The results of this study show that treatment using CpG ODN 1826 in mice bearing large established tumors markedly enhanced the tumoral response to fractionated IR. Enhancement of the treatment response was evident in the longer delay in tumor growth, an improved sensitization enhancement ratio, and a higher rate of apoptosis than that achieved by IR alone. CpG ODN 1826 or IR alone produced an ATGD of about 2.0 days while the different doses of CpG ODN 1826 + IR improved the ATGD to 4.4–6.0 days and the sensitization enhancement ratio to 2.0–3.0. In addition, the apoptosis rate in mice treated with CpG ODN 1826 or IR alone was significantly higher (P < 0.05). Moreover, when mice received both treatments, the apoptosis rate was significantly higher than that in mice which received either treatment alone. Further, with increasing doses of CpG ODN 1826, the antitumor effect became more significant. These results show that CpG ODN 1826 can induce apoptosis, and further, that it augments the effect of IR, with some degree of dose-response relationship.

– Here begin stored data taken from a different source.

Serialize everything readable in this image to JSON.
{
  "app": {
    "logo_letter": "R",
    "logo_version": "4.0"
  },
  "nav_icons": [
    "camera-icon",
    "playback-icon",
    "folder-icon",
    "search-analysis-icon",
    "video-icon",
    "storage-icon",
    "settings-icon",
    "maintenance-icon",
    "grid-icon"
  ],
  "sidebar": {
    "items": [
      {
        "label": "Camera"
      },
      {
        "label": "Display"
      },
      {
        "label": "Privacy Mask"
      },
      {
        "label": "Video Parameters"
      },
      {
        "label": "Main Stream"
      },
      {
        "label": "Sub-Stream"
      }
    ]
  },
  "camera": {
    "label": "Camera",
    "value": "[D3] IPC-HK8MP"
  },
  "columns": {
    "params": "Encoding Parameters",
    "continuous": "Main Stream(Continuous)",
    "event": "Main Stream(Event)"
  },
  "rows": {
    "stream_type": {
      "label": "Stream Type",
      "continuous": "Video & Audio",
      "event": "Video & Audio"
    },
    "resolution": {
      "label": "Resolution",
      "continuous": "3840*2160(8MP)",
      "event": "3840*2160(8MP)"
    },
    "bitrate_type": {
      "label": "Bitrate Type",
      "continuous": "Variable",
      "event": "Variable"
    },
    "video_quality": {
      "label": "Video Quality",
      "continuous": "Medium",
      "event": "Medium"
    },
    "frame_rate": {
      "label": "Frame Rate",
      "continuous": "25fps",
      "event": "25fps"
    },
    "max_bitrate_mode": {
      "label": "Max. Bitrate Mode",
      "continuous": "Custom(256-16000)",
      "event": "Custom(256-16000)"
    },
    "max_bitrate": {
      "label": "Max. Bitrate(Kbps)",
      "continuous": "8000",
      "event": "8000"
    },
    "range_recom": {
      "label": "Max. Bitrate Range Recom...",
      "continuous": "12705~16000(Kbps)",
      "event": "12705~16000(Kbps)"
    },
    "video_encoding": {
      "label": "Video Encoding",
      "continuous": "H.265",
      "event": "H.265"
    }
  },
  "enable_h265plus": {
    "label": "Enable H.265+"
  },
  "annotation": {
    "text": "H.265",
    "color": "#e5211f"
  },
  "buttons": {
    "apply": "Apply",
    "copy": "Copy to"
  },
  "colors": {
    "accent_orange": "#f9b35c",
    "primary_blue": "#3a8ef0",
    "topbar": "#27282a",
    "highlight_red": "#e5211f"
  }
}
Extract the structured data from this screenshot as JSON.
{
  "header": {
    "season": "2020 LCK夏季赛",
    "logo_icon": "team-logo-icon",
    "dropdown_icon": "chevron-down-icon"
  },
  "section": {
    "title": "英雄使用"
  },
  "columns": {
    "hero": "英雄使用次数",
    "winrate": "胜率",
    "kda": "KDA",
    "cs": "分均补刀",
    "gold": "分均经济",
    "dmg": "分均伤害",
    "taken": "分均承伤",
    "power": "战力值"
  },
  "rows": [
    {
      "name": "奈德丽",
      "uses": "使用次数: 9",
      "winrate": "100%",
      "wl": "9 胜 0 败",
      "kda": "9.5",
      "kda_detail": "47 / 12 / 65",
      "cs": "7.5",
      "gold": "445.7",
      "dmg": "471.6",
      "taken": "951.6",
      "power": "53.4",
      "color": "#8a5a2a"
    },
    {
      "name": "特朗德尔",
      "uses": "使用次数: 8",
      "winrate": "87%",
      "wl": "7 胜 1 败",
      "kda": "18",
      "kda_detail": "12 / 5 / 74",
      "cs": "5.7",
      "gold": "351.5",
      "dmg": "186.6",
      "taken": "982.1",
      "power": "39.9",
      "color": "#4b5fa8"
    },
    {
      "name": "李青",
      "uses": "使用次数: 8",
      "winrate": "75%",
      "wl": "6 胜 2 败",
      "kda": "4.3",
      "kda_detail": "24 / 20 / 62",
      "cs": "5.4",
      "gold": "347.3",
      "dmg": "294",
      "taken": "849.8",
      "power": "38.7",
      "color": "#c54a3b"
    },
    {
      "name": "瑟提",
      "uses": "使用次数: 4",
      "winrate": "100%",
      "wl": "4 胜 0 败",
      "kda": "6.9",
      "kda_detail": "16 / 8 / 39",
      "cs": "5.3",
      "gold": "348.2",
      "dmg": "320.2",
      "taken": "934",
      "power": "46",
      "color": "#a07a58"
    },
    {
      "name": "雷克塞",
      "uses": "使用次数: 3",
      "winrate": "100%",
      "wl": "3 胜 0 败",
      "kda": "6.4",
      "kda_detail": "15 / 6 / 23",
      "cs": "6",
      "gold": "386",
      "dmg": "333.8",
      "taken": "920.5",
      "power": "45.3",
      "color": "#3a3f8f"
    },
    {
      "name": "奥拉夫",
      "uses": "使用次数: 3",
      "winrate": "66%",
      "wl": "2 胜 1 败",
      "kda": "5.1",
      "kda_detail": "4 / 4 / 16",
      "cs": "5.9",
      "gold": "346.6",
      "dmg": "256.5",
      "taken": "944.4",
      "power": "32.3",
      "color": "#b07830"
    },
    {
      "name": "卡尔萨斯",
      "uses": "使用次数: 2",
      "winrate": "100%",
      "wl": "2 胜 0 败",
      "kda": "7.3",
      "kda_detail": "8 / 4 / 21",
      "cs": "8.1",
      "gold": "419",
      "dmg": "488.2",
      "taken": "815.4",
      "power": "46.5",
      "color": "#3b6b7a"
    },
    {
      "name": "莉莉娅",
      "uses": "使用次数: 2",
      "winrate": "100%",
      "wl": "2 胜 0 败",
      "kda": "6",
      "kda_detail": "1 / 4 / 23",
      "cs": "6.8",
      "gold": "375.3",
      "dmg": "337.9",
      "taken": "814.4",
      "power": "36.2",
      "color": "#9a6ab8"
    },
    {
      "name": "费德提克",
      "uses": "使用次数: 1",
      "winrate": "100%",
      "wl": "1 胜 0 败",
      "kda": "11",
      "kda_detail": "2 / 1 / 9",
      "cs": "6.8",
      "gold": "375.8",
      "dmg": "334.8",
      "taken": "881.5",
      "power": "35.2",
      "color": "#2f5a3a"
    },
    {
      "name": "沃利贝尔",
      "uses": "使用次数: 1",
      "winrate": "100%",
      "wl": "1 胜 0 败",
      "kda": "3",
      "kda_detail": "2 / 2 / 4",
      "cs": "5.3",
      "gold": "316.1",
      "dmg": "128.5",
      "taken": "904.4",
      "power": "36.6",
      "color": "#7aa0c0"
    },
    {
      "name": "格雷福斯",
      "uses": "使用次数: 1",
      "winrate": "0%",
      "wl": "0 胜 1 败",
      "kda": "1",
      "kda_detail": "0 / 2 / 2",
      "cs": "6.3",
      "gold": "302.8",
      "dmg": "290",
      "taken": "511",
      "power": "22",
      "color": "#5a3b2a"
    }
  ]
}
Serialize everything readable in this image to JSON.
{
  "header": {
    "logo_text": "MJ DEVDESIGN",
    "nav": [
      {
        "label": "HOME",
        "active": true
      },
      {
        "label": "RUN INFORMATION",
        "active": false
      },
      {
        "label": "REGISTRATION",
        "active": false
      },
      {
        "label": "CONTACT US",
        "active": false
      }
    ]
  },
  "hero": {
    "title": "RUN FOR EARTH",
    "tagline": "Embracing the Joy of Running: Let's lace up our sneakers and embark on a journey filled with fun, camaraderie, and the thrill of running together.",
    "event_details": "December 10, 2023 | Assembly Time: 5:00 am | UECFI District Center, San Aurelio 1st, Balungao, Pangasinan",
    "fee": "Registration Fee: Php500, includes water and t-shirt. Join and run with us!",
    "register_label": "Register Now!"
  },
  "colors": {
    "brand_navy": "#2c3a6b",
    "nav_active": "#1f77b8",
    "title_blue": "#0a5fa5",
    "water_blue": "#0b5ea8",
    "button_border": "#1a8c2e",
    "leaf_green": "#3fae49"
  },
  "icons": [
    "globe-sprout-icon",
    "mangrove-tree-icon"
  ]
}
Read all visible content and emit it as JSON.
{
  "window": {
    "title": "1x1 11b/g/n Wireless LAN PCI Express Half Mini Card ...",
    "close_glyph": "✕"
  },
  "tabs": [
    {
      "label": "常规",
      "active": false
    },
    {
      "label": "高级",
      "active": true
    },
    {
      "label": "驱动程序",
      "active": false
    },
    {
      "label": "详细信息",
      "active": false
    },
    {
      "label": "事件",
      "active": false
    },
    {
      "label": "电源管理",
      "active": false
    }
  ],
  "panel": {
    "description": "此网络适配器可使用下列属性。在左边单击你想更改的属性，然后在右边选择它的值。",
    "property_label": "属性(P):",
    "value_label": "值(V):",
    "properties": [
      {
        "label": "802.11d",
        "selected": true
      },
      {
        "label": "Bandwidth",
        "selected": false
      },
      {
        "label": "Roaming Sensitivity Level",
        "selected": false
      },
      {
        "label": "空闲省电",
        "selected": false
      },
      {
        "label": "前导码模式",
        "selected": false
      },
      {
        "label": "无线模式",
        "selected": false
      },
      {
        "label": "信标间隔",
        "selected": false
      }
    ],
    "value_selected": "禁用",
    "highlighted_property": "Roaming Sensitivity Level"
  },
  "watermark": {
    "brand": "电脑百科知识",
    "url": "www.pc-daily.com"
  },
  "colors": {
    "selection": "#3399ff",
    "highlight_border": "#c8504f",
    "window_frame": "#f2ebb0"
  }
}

What’s more, a more powerful immune function, which was demonstrated by detecting the concentration of TNF-α and IL-12 in serum and the spleen and thymus exponent, than that from IR alone was observed in groups combined with CpG ODN 1826 and IR. There was no significant difference in effect between the group receiving the low dose of CpG ODN 1826 and the control group. With increasing doses of CpG ODN 1826 in the combination therapy groups, the immuno-protective effect became increasingly significant. In contrast, CpG ODN 1826 alone or combined with IR could increase serum TNF-α and IL-12 levels and increased the spleen and thymus exponents, while IR alone decreased these parameters and immune activation, indicating a dose-dependent relationship. Moreover, in view of the failed reinoculation in tumor-free surviving mice, we hypothesize that CpG ODNs trigger production of cytokines like IL-12 and IL-18 in the body to activate memory lymphocytes, which is similar to the conclusion drawn by Kawarada et al.16 Our results show that CpG ODNs, a powerful inducer of antitumor immunity, can protect against radiotherapy-induced immune dysfunction and induce a memory immune response against tumor antigens.

Existing investigations have shown that CpG ODNs have not only the full range of stimulation to body’s immune system but also the antitumor effects, which provided a spacious perspective for people in preventing and curing malignant tumors. However, these studies have only investigated the effects of CpG ODN 1826 in mice. Further research will be required to clarify the mechanism involved, the dose of CpG ODNs required, and the reason for more destructive effects in the human body than in mice.